BIN BOLD:ADF5435. The two specimens sequenced for COI, one from Maui and one from Hawaii, have identical DNA barcode sequences. The p-distance to the nearest neighbor, P. kauaulaensis , is 6.63%.

Remarks.

We identified two adult moths (Coll ID CJ-144 / GenBank accession no. ID KT982414 and CJ-145) as P. succedanea , based on the presence of a basal black patch on forewing, from which whole bodies were sacrificed for molecular analysis ( Johns et al. 2016; Figs 6O, 12).

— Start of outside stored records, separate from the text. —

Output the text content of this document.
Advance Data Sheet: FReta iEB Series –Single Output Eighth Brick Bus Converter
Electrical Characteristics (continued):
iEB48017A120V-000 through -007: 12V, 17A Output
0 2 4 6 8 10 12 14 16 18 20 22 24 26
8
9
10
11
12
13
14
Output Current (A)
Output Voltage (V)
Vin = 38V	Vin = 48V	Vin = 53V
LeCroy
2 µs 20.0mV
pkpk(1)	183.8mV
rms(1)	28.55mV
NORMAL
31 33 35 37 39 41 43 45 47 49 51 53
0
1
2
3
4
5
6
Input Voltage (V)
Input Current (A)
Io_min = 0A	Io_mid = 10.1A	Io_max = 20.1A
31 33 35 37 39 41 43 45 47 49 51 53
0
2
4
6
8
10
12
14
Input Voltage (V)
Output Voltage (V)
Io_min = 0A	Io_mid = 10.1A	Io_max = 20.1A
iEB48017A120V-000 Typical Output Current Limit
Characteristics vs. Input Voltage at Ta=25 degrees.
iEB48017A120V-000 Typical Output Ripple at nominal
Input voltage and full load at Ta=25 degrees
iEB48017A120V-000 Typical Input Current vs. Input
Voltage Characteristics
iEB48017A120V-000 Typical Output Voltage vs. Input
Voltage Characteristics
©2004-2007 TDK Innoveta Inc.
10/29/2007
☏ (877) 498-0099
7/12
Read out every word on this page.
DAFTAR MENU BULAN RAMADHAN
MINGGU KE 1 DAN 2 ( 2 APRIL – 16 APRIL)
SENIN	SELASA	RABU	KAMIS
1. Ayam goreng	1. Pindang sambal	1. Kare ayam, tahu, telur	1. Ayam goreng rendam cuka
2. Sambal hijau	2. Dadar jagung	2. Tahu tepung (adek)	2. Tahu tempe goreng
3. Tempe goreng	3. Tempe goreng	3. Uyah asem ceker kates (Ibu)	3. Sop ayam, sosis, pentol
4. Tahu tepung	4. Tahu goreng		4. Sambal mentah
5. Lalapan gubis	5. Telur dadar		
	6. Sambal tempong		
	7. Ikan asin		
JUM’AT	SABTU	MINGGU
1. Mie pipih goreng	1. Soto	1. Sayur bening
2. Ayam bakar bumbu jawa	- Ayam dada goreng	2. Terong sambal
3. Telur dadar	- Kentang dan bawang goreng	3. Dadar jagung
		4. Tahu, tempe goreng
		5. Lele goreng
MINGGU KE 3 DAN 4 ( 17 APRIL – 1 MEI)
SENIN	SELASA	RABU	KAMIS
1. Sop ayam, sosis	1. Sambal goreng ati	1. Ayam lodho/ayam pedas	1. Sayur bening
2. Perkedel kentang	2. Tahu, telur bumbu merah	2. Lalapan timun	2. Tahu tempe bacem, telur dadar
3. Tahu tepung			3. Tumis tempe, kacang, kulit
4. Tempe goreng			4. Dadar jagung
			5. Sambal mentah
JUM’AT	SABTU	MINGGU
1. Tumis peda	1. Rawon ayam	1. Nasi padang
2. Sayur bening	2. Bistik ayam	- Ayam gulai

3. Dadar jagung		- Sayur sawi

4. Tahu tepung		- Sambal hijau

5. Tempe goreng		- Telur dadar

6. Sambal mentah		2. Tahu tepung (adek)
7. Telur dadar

Zimmerman (1978) did not recognize Walsingham’s (1907) Kauai record of this species because Walsingham had only one specimen at hand, which was in poor condition (specimen data: 1 ♂, Mts [which Mts not further specified], 3-4000 ft., Kauai, vi. 1894 Perkins.27297| PARATYPE 17/17 (?)|'NOT succedanea Det. by E. C. Zimmerman|NHMUK010862812). We could not find the specimen from Kauai. However, we found Myrsine knudsenii (Endangered, IUCN) leaves with mines with active larvae from Kokee, Kauai Is. (CJ-433, 442), which were similar in appearance to mines of P. succedanea on M. lessertiana . Judging from these data, we consider the larval mines on M. knudsenii were made by P. succedanea . We also collected active Philodoria leaf mines from M. linearifolia (Endangered, IUCN) at the same location as M. knudsenii , but were unable to rear adult moths. It is thus possible that P. succedanea also mines M. linearifolia , but this needs to be further examined.